We went into the cathedral and discovered that we were really lucky we had arrived on Friday and some of our group had gone to mass and seen the censor swing, because it was an uncommon occurrence -- the censor only swings when someone pays  to see it and the local businesses have paid to have it swing every Friday, hoping that will bring more people to the cathedral and then to the bars, restaurants, shops, and hotels. We entered at a 'quiet' time, but it was very busy with people. One special door is only open during designated years -- the door of mercy. You enter, confess to one sin, hug the statue of the saint, all your sins are forgiven, you visit the crypt and leave. Pope Francis, last year, declared an extra year of mercy, but you have to confess all your sins, not just one. In November this year, the door will close and the next Year of Mercy starts January, 2021.

We also visited one of the many side chapels. One was a favorite of Gloria's because many students come  here to request help, and she also likes the Romanesque style of it. She took her exam to be a tour guide 3 times before passing. After her first failure, she studied really hard and came here to ask for help, but failed again.The next year, she didn't study, came to the chapel, but didn't ask for help, and passed.
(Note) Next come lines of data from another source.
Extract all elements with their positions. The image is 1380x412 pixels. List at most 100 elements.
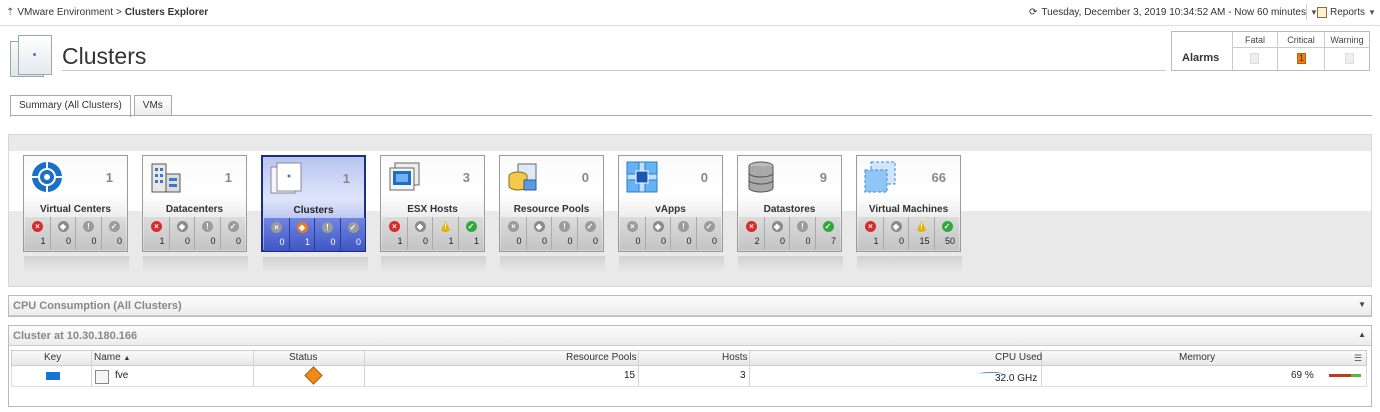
fatal-icon: × <box>508 221 519 232</box>
column-status[interactable]: Status <box>289 352 317 363</box>
alarms-label: Alarms <box>1182 52 1220 64</box>
critical-icon: ◆ <box>414 221 426 232</box>
tile-label: ESX Hosts <box>407 204 458 215</box>
divider <box>1306 4 1307 20</box>
tile-virtual-machines[interactable]: 66 Virtual Machines × 1 ◆ 0 ! 15 ✓ 50 <box>856 155 962 272</box>
tile-label: Resource Pools <box>513 204 590 215</box>
datacenter-icon <box>149 160 183 194</box>
tile-resource-pools[interactable]: 0 Resource Pools × 0 ◆ 0 ! 0 ✓ 0 <box>499 155 605 272</box>
chevron-down-icon: ▼ <box>1368 8 1376 17</box>
warning-icon: ! <box>559 221 570 232</box>
alarm-warning-count[interactable] <box>1345 53 1354 64</box>
tile-count: 0 <box>700 170 708 185</box>
table-header <box>11 350 1367 366</box>
alarm-critical-count[interactable]: 1 <box>1297 53 1306 64</box>
tile-count: 3 <box>462 170 470 185</box>
cluster-icon <box>10 35 56 79</box>
cluster-name[interactable]: fve <box>115 370 128 381</box>
top-bar: ⇡ VMware Environment > Clusters Explorer… <box>0 0 1380 26</box>
alarms-summary: Alarms Fatal Critical Warning 1 <box>1171 31 1370 71</box>
warning-icon: ! <box>83 221 94 232</box>
alarms-header-fatal: Fatal <box>1244 35 1265 45</box>
title-divider <box>62 70 1166 71</box>
critical-icon: ◆ <box>652 221 664 232</box>
normal-icon: ✓ <box>227 221 239 232</box>
alarm-fatal-count[interactable] <box>1250 53 1259 64</box>
tile-label: Virtual Centers <box>40 204 111 215</box>
fatal-icon: × <box>746 221 757 232</box>
time-range-icon: ⟳ <box>1029 7 1038 18</box>
tile-esx-hosts[interactable]: 3 ESX Hosts × 1 ◆ 0 ! 1 ✓ 1 <box>380 155 486 272</box>
normal-icon: ✓ <box>822 221 834 232</box>
view-tabs: Summary (All Clusters) VMs <box>10 95 172 117</box>
column-hosts[interactable]: Hosts <box>722 352 748 363</box>
tile-count: 1 <box>224 170 232 185</box>
breadcrumb-parent[interactable]: VMware Environment <box>17 7 113 18</box>
tile-count: 1 <box>342 171 350 186</box>
tile-count: 66 <box>931 170 946 185</box>
column-name[interactable]: Name ▲ <box>94 352 130 363</box>
breadcrumb-current: Clusters Explorer <box>124 7 209 18</box>
fatal-icon: × <box>271 222 282 233</box>
memory-bar-free <box>1351 374 1361 377</box>
tile-clusters[interactable]: 1 Clusters × 0 ◆ 1 ! 0 ✓ 0 <box>261 155 368 273</box>
table-row[interactable] <box>11 366 1367 387</box>
key-color-swatch <box>46 372 60 380</box>
tile-vapps[interactable]: 0 vApps × 0 ◆ 0 ! 0 ✓ 0 <box>618 155 724 272</box>
normal-icon: ✓ <box>941 221 953 232</box>
tile-datastores[interactable]: 9 Datastores × 2 ◆ 0 ! 0 ✓ 7 <box>737 155 843 272</box>
fatal-icon: × <box>389 221 400 232</box>
column-resource-pools[interactable]: Resource Pools <box>566 352 637 363</box>
alarms-header-warning: Warning <box>1330 35 1364 45</box>
column-menu-icon[interactable]: ☰ <box>1354 353 1362 364</box>
column-key[interactable]: Key <box>44 352 61 363</box>
normal-icon: ✓ <box>703 221 715 232</box>
critical-icon: ◆ <box>771 221 783 232</box>
fatal-icon: × <box>865 221 876 232</box>
up-arrow-icon[interactable]: ⇡ <box>6 7 14 18</box>
column-memory[interactable]: Memory <box>1179 352 1215 363</box>
breadcrumb: ⇡ VMware Environment > Clusters Explorer <box>6 7 208 18</box>
tile-label: vApps <box>655 204 686 215</box>
hosts-value: 3 <box>740 370 746 381</box>
panel-title: CPU Consumption (All Clusters) <box>13 300 182 312</box>
critical-icon: ◆ <box>57 221 69 232</box>
time-range-selector[interactable]: ⟳ Tuesday, December 3, 2019 10:34:52 AM … <box>1029 7 1318 18</box>
warning-icon: ! <box>322 222 333 233</box>
tile-count: 0 <box>581 170 589 185</box>
datastore-icon <box>744 160 778 194</box>
cluster-icon <box>95 370 109 384</box>
tab-vms[interactable]: VMs <box>133 95 172 116</box>
virtual-center-icon <box>30 160 64 194</box>
column-cpu-used[interactable]: CPU Used <box>995 352 1042 363</box>
warning-icon: ! <box>202 221 213 232</box>
tile-virtual-centers[interactable]: 1 Virtual Centers × 1 ◆ 0 ! 0 ✓ 0 <box>23 155 129 272</box>
critical-icon: ◆ <box>533 221 545 232</box>
tile-datacenters[interactable]: 1 Datacenters × 1 ◆ 0 ! 0 ✓ 0 <box>142 155 248 272</box>
critical-icon: ◆ <box>296 222 308 233</box>
critical-icon: ◆ <box>176 221 188 232</box>
fatal-icon: × <box>32 221 43 232</box>
normal-icon: ✓ <box>347 222 359 233</box>
normal-icon: ✓ <box>584 221 596 232</box>
chevron-down-icon[interactable]: ▼ <box>1358 300 1366 309</box>
reports-label: Reports <box>1330 7 1366 18</box>
page-title: Clusters <box>62 43 147 69</box>
tab-summary[interactable]: Summary (All Clusters) <box>10 95 131 117</box>
cpu-consumption-panel[interactable]: CPU Consumption (All Clusters) ▼ <box>8 295 1372 317</box>
tile-count: 9 <box>819 170 827 185</box>
vapp-icon <box>625 160 659 194</box>
resource-pool-icon <box>506 160 540 194</box>
virtual-machine-icon <box>863 160 897 194</box>
tile-count: 1 <box>105 170 113 185</box>
warning-icon: ! <box>797 221 808 232</box>
cluster-icon <box>269 161 303 195</box>
chevron-up-icon[interactable]: ▲ <box>1358 330 1366 339</box>
reports-button[interactable]: Reports ▼ <box>1317 7 1376 18</box>
warning-icon: ! <box>678 221 689 232</box>
warning-icon: ! <box>440 221 451 232</box>
time-range-text: Tuesday, December 3, 2019 10:34:52 AM - … <box>1041 7 1306 18</box>
memory-value: 69 % <box>1291 370 1314 381</box>
tile-label: Datastores <box>763 204 816 215</box>
summary-panel: 1 Virtual Centers × 1 ◆ 0 ! 0 ✓ 0 1 Datacent… <box>8 134 1372 287</box>
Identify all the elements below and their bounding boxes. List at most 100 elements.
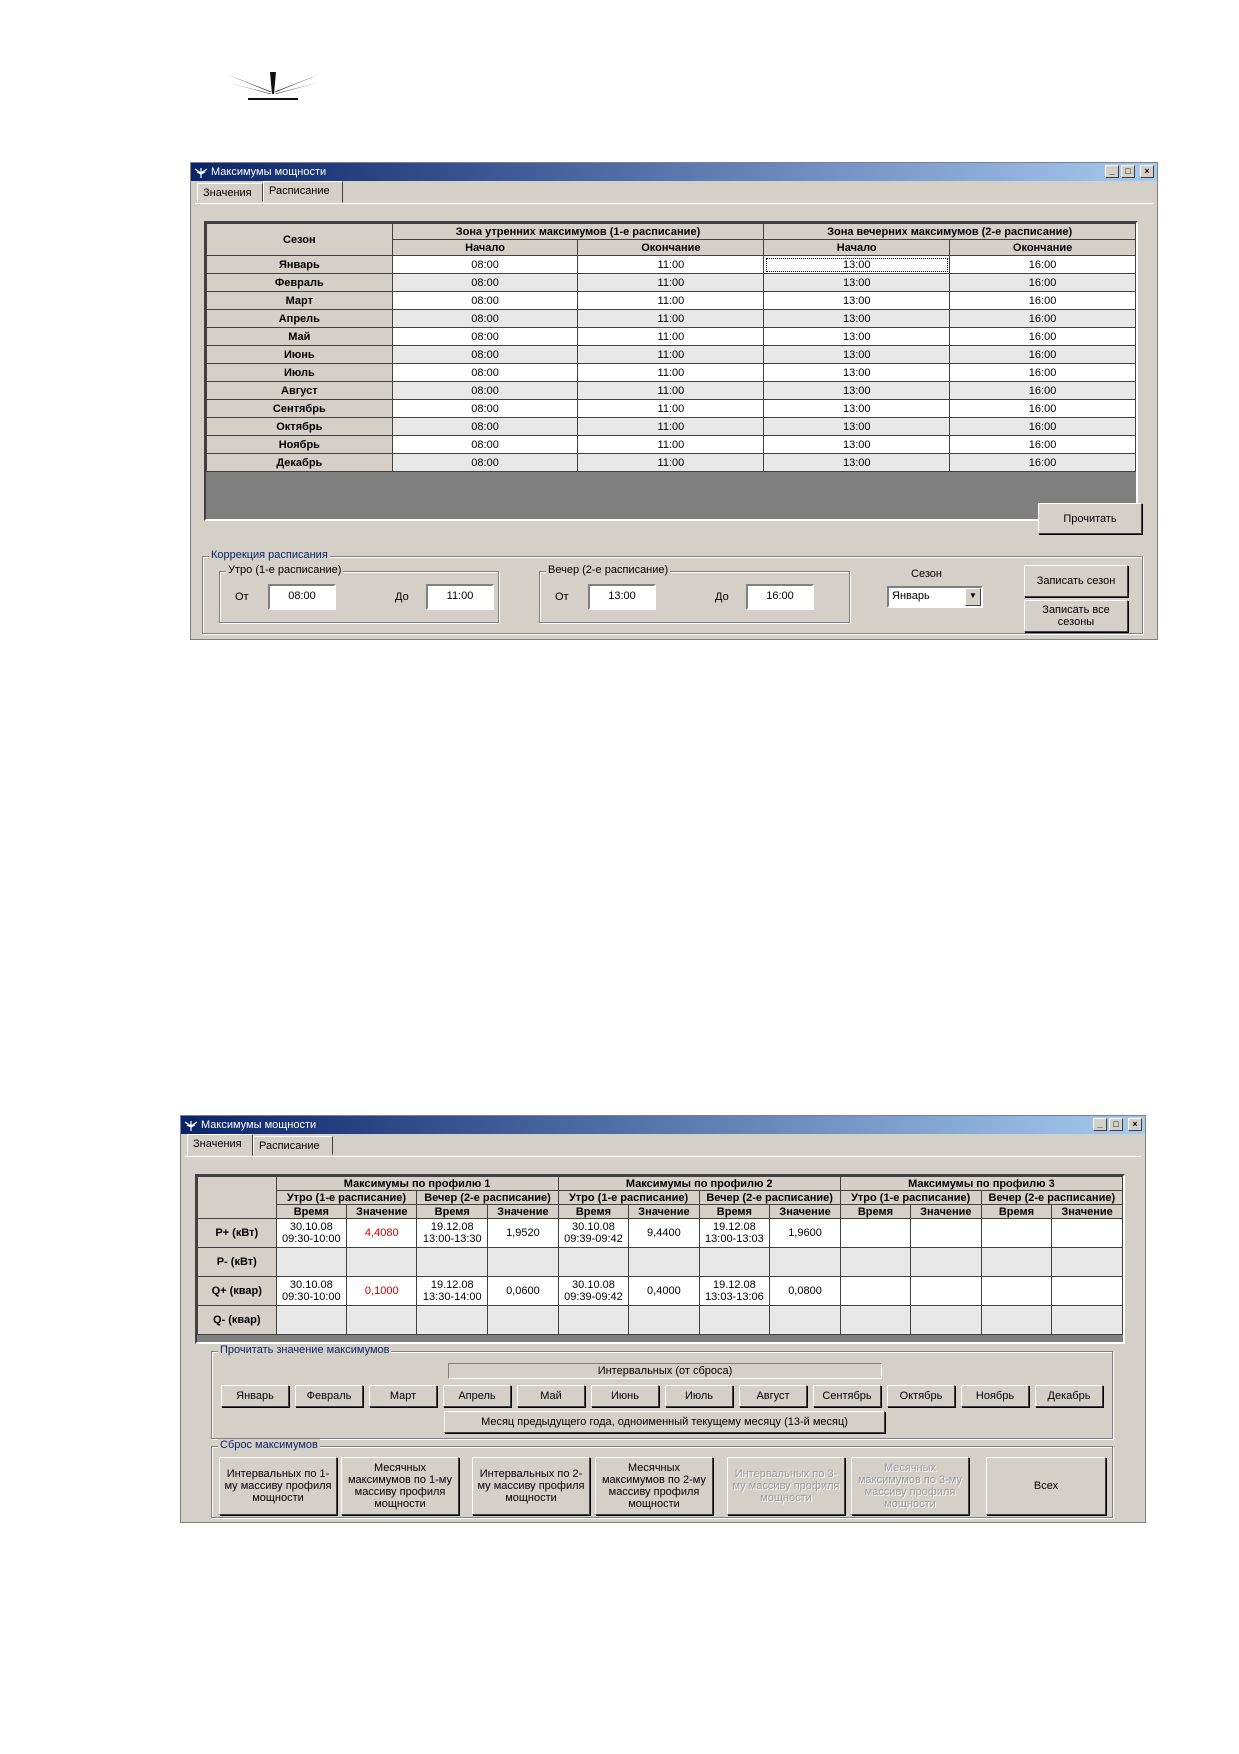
value-cell[interactable]	[910, 1305, 982, 1335]
time-cell[interactable]	[275, 1305, 348, 1335]
month-button[interactable]: Май	[517, 1385, 585, 1407]
value-cell[interactable]	[1051, 1247, 1123, 1277]
month-button[interactable]: Август	[739, 1385, 807, 1407]
interval-field[interactable]: Интервальных (от сброса)	[448, 1363, 882, 1379]
value-cell[interactable]	[628, 1247, 700, 1277]
morning-end-cell[interactable]: 11:00	[577, 435, 765, 454]
minimize-button[interactable]: _	[1093, 1118, 1107, 1131]
morning-end-cell[interactable]: 11:00	[577, 309, 765, 328]
tab-values[interactable]: Значения	[187, 1134, 253, 1156]
close-button[interactable]: ×	[1128, 1118, 1142, 1131]
evening-end-cell[interactable]: 16:00	[949, 273, 1136, 292]
morning-start-cell[interactable]: 08:00	[391, 309, 579, 328]
value-cell[interactable]	[910, 1218, 982, 1248]
reset-button[interactable]: Месячных максимумов по 2-му массиву проф…	[595, 1457, 713, 1515]
time-cell[interactable]: 19.12.08 13:00-13:30	[416, 1218, 489, 1248]
value-cell[interactable]: 0,1000	[346, 1276, 418, 1306]
read-button[interactable]: Прочитать	[1038, 503, 1142, 534]
morning-start-cell[interactable]: 08:00	[391, 435, 579, 454]
evening-end-cell[interactable]: 16:00	[949, 309, 1136, 328]
value-cell[interactable]	[910, 1247, 982, 1277]
time-cell[interactable]	[698, 1247, 771, 1277]
evening-end-cell[interactable]: 16:00	[949, 255, 1136, 274]
value-cell[interactable]	[1051, 1276, 1123, 1306]
time-cell[interactable]	[839, 1276, 912, 1306]
evening-start-cell[interactable]: 13:00	[763, 363, 951, 382]
value-cell[interactable]	[1051, 1218, 1123, 1248]
month-button[interactable]: Ноябрь	[961, 1385, 1029, 1407]
month-button[interactable]: Декабрь	[1035, 1385, 1103, 1407]
time-cell[interactable]: 19.12.08 13:00-13:03	[698, 1218, 771, 1248]
time-cell[interactable]	[839, 1218, 912, 1248]
month-button[interactable]: Февраль	[295, 1385, 363, 1407]
tab-values[interactable]: Значения	[197, 183, 263, 202]
maximize-button[interactable]: □	[1109, 1118, 1123, 1131]
morning-end-cell[interactable]: 11:00	[577, 363, 765, 382]
evening-start-cell[interactable]: 13:00	[763, 381, 951, 400]
morning-start-cell[interactable]: 08:00	[391, 399, 579, 418]
reset-button[interactable]: Месячных максимумов по 1-му массиву проф…	[341, 1457, 459, 1515]
minimize-button[interactable]: _	[1105, 165, 1119, 178]
tab-schedule[interactable]: Расписание	[263, 181, 343, 203]
evening-from-input[interactable]: 13:00	[588, 584, 656, 610]
month-button[interactable]: Март	[369, 1385, 437, 1407]
month-button[interactable]: Июнь	[591, 1385, 659, 1407]
morning-end-cell[interactable]: 11:00	[577, 381, 765, 400]
morning-end-cell[interactable]: 11:00	[577, 417, 765, 436]
morning-start-cell[interactable]: 08:00	[391, 381, 579, 400]
time-cell[interactable]: 30.10.08 09:30-10:00	[275, 1276, 348, 1306]
evening-start-cell[interactable]: 13:00	[763, 327, 951, 346]
write-season-button[interactable]: Записать сезон	[1024, 565, 1128, 597]
time-cell[interactable]	[416, 1305, 489, 1335]
value-cell[interactable]: 0,0800	[769, 1276, 841, 1306]
morning-end-cell[interactable]: 11:00	[577, 345, 765, 364]
value-cell[interactable]: 0,0600	[487, 1276, 559, 1306]
evening-start-cell[interactable]: 13:00	[763, 291, 951, 310]
tab-schedule[interactable]: Расписание	[253, 1136, 333, 1155]
time-cell[interactable]	[980, 1305, 1053, 1335]
month-button[interactable]: Сентябрь	[813, 1385, 881, 1407]
reset-button[interactable]: Интервальных по 1-му массиву профиля мощ…	[219, 1457, 337, 1515]
time-cell[interactable]: 19.12.08 13:03-13:06	[698, 1276, 771, 1306]
evening-start-cell[interactable]: 13:00	[763, 255, 951, 274]
evening-start-cell[interactable]: 13:00	[763, 435, 951, 454]
time-cell[interactable]	[698, 1305, 771, 1335]
prev-year-month-button[interactable]: Месяц предыдущего года, одноименный теку…	[444, 1411, 885, 1433]
evening-start-cell[interactable]: 13:00	[763, 273, 951, 292]
time-cell[interactable]	[980, 1247, 1053, 1277]
evening-start-cell[interactable]: 13:00	[763, 417, 951, 436]
morning-start-cell[interactable]: 08:00	[391, 417, 579, 436]
evening-to-input[interactable]: 16:00	[746, 584, 814, 610]
morning-from-input[interactable]: 08:00	[268, 584, 336, 610]
value-cell[interactable]	[910, 1276, 982, 1306]
morning-end-cell[interactable]: 11:00	[577, 399, 765, 418]
reset-button[interactable]: Месячных максимумов по 3-му массиву проф…	[851, 1457, 969, 1515]
evening-end-cell[interactable]: 16:00	[949, 399, 1136, 418]
morning-end-cell[interactable]: 11:00	[577, 291, 765, 310]
value-cell[interactable]: 1,9520	[487, 1218, 559, 1248]
evening-start-cell[interactable]: 13:00	[763, 453, 951, 472]
time-cell[interactable]: 30.10.08 09:39-09:42	[557, 1276, 630, 1306]
value-cell[interactable]	[487, 1247, 559, 1277]
morning-start-cell[interactable]: 08:00	[391, 453, 579, 472]
morning-to-input[interactable]: 11:00	[426, 584, 494, 610]
time-cell[interactable]: 30.10.08 09:39-09:42	[557, 1218, 630, 1248]
time-cell[interactable]	[839, 1305, 912, 1335]
time-cell[interactable]	[980, 1276, 1053, 1306]
time-cell[interactable]: 30.10.08 09:30-10:00	[275, 1218, 348, 1248]
morning-end-cell[interactable]: 11:00	[577, 273, 765, 292]
morning-end-cell[interactable]: 11:00	[577, 255, 765, 274]
chevron-down-icon[interactable]: ▼	[965, 588, 981, 606]
season-select[interactable]: Январь ▼	[887, 586, 983, 608]
evening-end-cell[interactable]: 16:00	[949, 381, 1136, 400]
reset-button[interactable]: Интервальных по 3-му массиву профиля мощ…	[727, 1457, 845, 1515]
time-cell[interactable]	[275, 1247, 348, 1277]
value-cell[interactable]	[1051, 1305, 1123, 1335]
value-cell[interactable]: 4,4080	[346, 1218, 418, 1248]
title-bar[interactable]: Максимумы мощности _ □ ×	[191, 163, 1157, 181]
month-button[interactable]: Октябрь	[887, 1385, 955, 1407]
value-cell[interactable]	[487, 1305, 559, 1335]
reset-button[interactable]: Всех	[986, 1457, 1106, 1515]
evening-start-cell[interactable]: 13:00	[763, 309, 951, 328]
write-all-seasons-button[interactable]: Записать все сезоны	[1024, 600, 1128, 632]
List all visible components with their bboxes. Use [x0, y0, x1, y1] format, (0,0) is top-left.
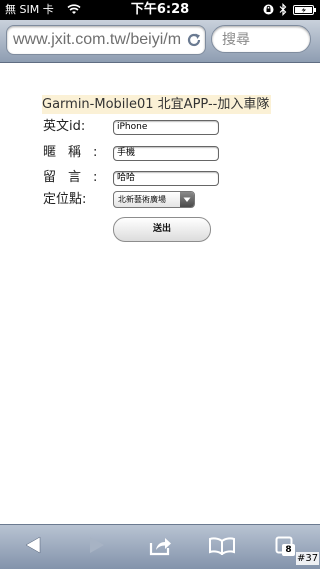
status-bar: 無 SIM 卡 下午6:28 [0, 0, 320, 20]
tab-count-badge[interactable]: 8 [282, 544, 295, 556]
battery-icon [293, 5, 316, 15]
dropdown-arrow[interactable] [180, 192, 194, 207]
message-input[interactable]: 哈哈 [113, 171, 219, 186]
location-select[interactable]: 北新藝術廣場 [113, 191, 195, 208]
submit-button[interactable]: 送出 [113, 217, 211, 242]
location-selected-value: 北新藝術廣場 [118, 195, 166, 204]
rotation-lock-icon [263, 4, 274, 15]
forward-icon[interactable] [88, 535, 106, 555]
reload-icon[interactable] [185, 31, 203, 49]
nickname-label: 暱稱: [43, 145, 110, 160]
page-title: Garmin-Mobile01 北宜APP--加入車隊 [42, 95, 272, 114]
english-id-input[interactable]: iPhone [113, 120, 219, 135]
location-label: 定位點: [43, 192, 87, 207]
bluetooth-icon [279, 3, 287, 16]
url-text[interactable]: www.jxit.com.tw/beiyi/m [13, 31, 183, 49]
share-icon[interactable] [149, 536, 173, 556]
chevron-down-icon [183, 197, 191, 202]
message-label: 留言: [43, 170, 110, 185]
browser-address-bar: www.jxit.com.tw/beiyi/m 搜尋 [0, 20, 320, 63]
page-content: Garmin-Mobile01 北宜APP--加入車隊 英文id: iPhone… [0, 63, 320, 523]
watermark-label: #37 [296, 552, 320, 565]
browser-toolbar: 8 [0, 524, 320, 569]
url-field[interactable]: www.jxit.com.tw/beiyi/m [6, 25, 206, 55]
back-icon[interactable] [24, 535, 42, 555]
nickname-input[interactable]: 手機 [113, 146, 219, 161]
bookmarks-icon[interactable] [208, 537, 236, 555]
english-id-label: 英文id: [43, 119, 86, 134]
search-input[interactable]: 搜尋 [211, 25, 311, 53]
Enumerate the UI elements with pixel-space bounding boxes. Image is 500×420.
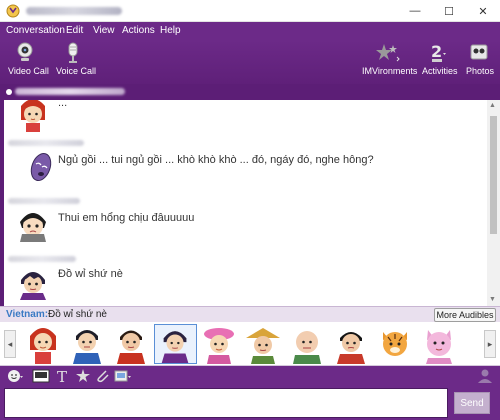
photo-share-icon[interactable]: [114, 368, 132, 384]
photos-button[interactable]: Photos: [464, 42, 496, 82]
audible-girl-red-hair[interactable]: [22, 324, 65, 364]
scroll-thumb[interactable]: [490, 116, 497, 234]
contact-status-bar: [0, 84, 500, 100]
scroll-down-icon[interactable]: ▼: [489, 296, 496, 303]
message-input[interactable]: [4, 388, 448, 418]
message-text: Đồ wỉ shứ nè: [58, 268, 123, 280]
emoticon-icon[interactable]: [6, 368, 24, 384]
yahoo-messenger-app-icon: [6, 4, 20, 18]
voice-call-button[interactable]: Voice Call: [56, 42, 96, 82]
minimize-button[interactable]: —: [398, 0, 432, 22]
activities-icon: 2: [431, 42, 446, 62]
avatar-purple-sleeping: [30, 152, 52, 182]
audibles-current-title: Đồ wỉ shứ nè: [48, 309, 107, 320]
menu-conversation[interactable]: Conversation: [6, 25, 65, 36]
menu-help[interactable]: Help: [160, 25, 181, 36]
audible-man-straw-hat[interactable]: [242, 324, 285, 364]
message-text: Ngủ gồi ... tui ngủ gồi ... khò khò khò …: [58, 154, 374, 166]
title-bar: — ☐ ✕: [0, 0, 500, 22]
toolbar: Video Call Voice Call IMVironments 2 Act…: [0, 40, 500, 84]
audibles-language: Vietnam:: [6, 309, 49, 320]
audibles-prev-button[interactable]: ◂: [4, 330, 16, 358]
more-audibles-button[interactable]: More Audibles: [434, 308, 496, 322]
audibles-strip: ◂ ▸: [0, 322, 500, 366]
menu-edit[interactable]: Edit: [66, 25, 83, 36]
online-status-icon: [6, 89, 12, 95]
message-text: ...: [58, 100, 68, 109]
menu-bar: Conversation Edit View Actions Help: [0, 22, 500, 40]
conversation-scrollbar[interactable]: ▲ ▼: [487, 100, 500, 306]
maximize-button[interactable]: ☐: [432, 0, 466, 22]
attach-file-icon[interactable]: [94, 368, 112, 384]
contact-avatar-icon: [478, 369, 492, 383]
send-button[interactable]: Send: [454, 392, 490, 414]
sender-name-blurred: [8, 140, 84, 146]
audible-boy-purple-selected[interactable]: [154, 324, 197, 364]
audible-pink-cat[interactable]: [418, 324, 461, 364]
svg-text:2: 2: [431, 42, 442, 61]
avatar-girl-red-hair: [21, 100, 45, 132]
imvironments-icon: [376, 44, 400, 62]
input-toolbar: T: [0, 366, 500, 386]
svg-text:T: T: [57, 368, 67, 384]
audible-man-black-hair[interactable]: [330, 324, 373, 364]
audible-boy-blue-shirt[interactable]: [66, 324, 109, 364]
audible-man-bald[interactable]: [286, 324, 329, 364]
close-button[interactable]: ✕: [466, 0, 500, 22]
audibles-header: Vietnam: Đồ wỉ shứ nè More Audibles: [0, 306, 500, 322]
sender-name-blurred: [8, 198, 80, 204]
imvironments-button[interactable]: IMVironments: [362, 42, 417, 82]
audible-boy-purple-icon: [161, 331, 189, 363]
contact-status-blurred: [15, 88, 125, 95]
sender-name-blurred: [8, 256, 76, 262]
activities-button[interactable]: 2 Activities: [422, 42, 458, 82]
message-text: Thui em hổng chịu đâuuuuu: [58, 212, 195, 224]
menu-actions[interactable]: Actions: [122, 25, 155, 36]
audible-boy-red-shirt[interactable]: [110, 324, 153, 364]
avatar-girl-sad: [20, 213, 46, 242]
text-format-icon[interactable]: T: [54, 368, 72, 384]
video-call-button[interactable]: Video Call: [8, 42, 49, 82]
scroll-up-icon[interactable]: ▲: [489, 102, 496, 109]
audible-tiger[interactable]: [374, 324, 417, 364]
photos-icon: [470, 44, 488, 60]
window-title-blurred: [26, 7, 122, 15]
menu-view[interactable]: View: [93, 25, 115, 36]
audible-girl-pink-hat[interactable]: [198, 324, 241, 364]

When she was about to take her exam in the Chinese language, she brought a group, who all asked for her to pass, and she did. So her theory is that you either need a year between asking and achieving or a bunch of people supporting you.
Cathedral Nave - I am always impressed by
the narrowness and height.
The famous censor

This is the same statue of St. James slaying
moors that we saw in Leon.  Only when there
were Muslim visitors coming here, the moors
were covered with flowers.

Gloria in her favorite chapel.

This chapel has a wooden roof instead of the standard stone.